Thursday, May 13, 2010

more on diagnosis

http://www.springerlink.com/content/4af1prhmcw75n6df/

Apparently atypical depression can be an indicator of bipolar. Atypical depression involves a long-standing pattern of extreme sensitivity to rejection. This, I think, could be the equivalent of frantic attempts to avoid abandonment in borderline personality disorder.
Note: there is another way to interpret this. Atypical depression involves mood reactivity as well, and both mood reactivity and hypersensitivty to rejection could be equivalent to the mood reactivity in BPD.
So there is another way in which BP and BPD can overlap. That just leaves dissociation and splitting to differentiate BPD from BP. Although, a science direct search yields a lot of articles for "dissociation in bipolar disorder", and it makes sense that it could occur since bipolar disorder can involve psychotic symptoms, and dissociation is a sort of sub-threshhold psychotic symptom. As for splitting, it may be the one thing that really characterises BPD. I read some of a clinical guide on treating BPD and a lot of it seemed to be about dealing with splitting. Mostly it was about dealing with the difficulties that the patients bring, such as being insulted.

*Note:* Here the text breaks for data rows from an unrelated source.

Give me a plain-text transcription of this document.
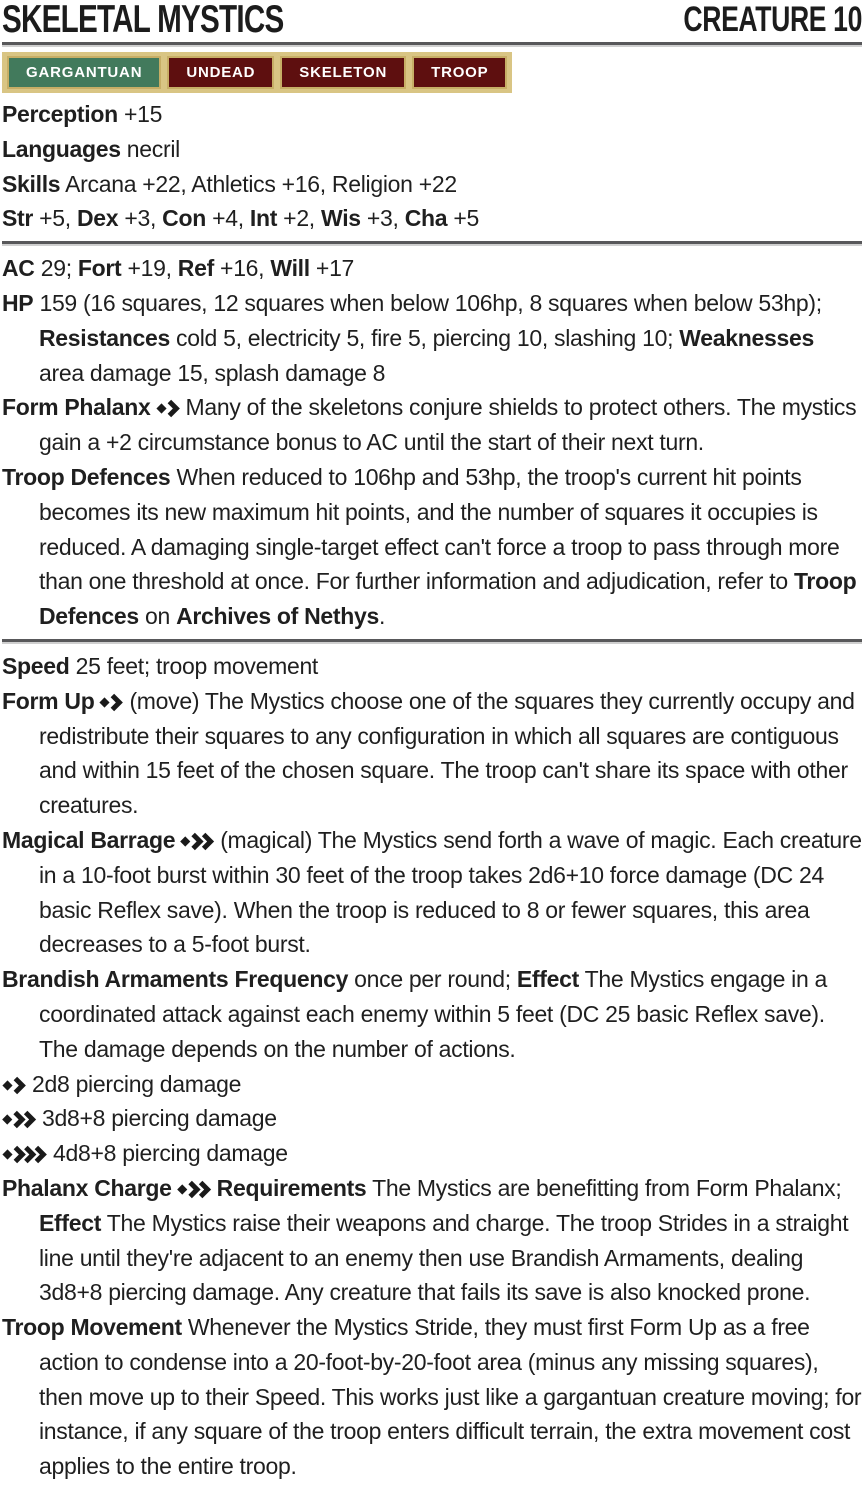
SKELETAL MYSTICS	CREATURE 10
GARGANTUAN	UNDEAD	SKELETON	TROOP

Perception +15

Languages necril

Skills Arcana +22, Athletics +16, Religion +22

Str +5, Dex +3, Con +4, Int +2, Wis +3, Cha +5

AC 29; Fort +19, Ref +16, Will +17

HP 159 (16 squares, 12 squares when below 106hp, 8 squares when below 53hp); Resistances cold 5, electricity 5, fire 5, piercing 10, slashing 10; Weaknesses area damage 15, splash damage 8

Form Phalanx Many of the skeletons conjure shields to protect others. The mystics gain a +2 circumstance bonus to AC until the start of their next turn.

Troop Defences When reduced to 106hp and 53hp, the troop's current hit points becomes its new maximum hit points, and the number of squares it occupies is reduced. A damaging single-target effect can't force a troop to pass through more than one threshold at once. For further information and adjudication, refer to Troop Defences on Archives of Nethys.

Speed 25 feet; troop movement

Form Up (move) The Mystics choose one of the squares they currently occupy and redistribute their squares to any configuration in which all squares are contiguous and within 15 feet of the chosen square. The troop can't share its space with other creatures.

Magical Barrage (magical) The Mystics send forth a wave of magic. Each creature in a 10-foot burst within 30 feet of the troop takes 2d6+10 force damage (DC 24 basic Reflex save). When the troop is reduced to 8 or fewer squares, this area decreases to a 5-foot burst.

Brandish Armaments Frequency once per round; Effect The Mystics engage in a coordinated attack against each enemy within 5 feet (DC 25 basic Reflex save). The damage depends on the number of actions.

2d8 piercing damage

3d8+8 piercing damage

4d8+8 piercing damage

Phalanx Charge Requirements The Mystics are benefitting from Form Phalanx; Effect The Mystics raise their weapons and charge. The troop Strides in a straight line until they're adjacent to an enemy then use Brandish Armaments, dealing 3d8+8 piercing damage. Any creature that fails its save is also knocked prone.

Troop Movement Whenever the Mystics Stride, they must first Form Up as a free action to condense into a 20-foot-by-20-foot area (minus any missing squares), then move up to their Speed. This works just like a gargantuan creature moving; for instance, if any square of the troop enters difficult terrain, the extra movement cost applies to the entire troop.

Plus there is the diagnostic category of bipolar not otherwise specified, which includes full hypomanic symptoms without depression, or a history of depression with hypomania that doesn't last for four days. Cycling between depression and hypomania throughout the day can be classified as BP-NOS. Wouldn't this look exactly like BPD, especially if the person had a long-standing pattern of hypersensitivity to rejection?

Of course there are still many other things that could differentiate BP: agitation, racing thoughts, increased activity in general and especially goal-directed activity, decreased need for sleep, flight of ideas, pressured speech, distractibility. None of these should really happen in BPD, at least not in a cluster. If they do happen in a cluster that also involves elated or irritable mood, even if the symptoms don't last that long, I guess that would indicate BP or BP-NOS. This is one way to differentiate BP from BPD, but it still leaves the problem of differentiating BPD from BP. BP can still "look like" BPD.

Apparently it's common for people with BPD to also have Axis I disorders like major depression. You can even have both BP and BPD. It's all very confusing. Obviously mental health diagnosis is not an exact science.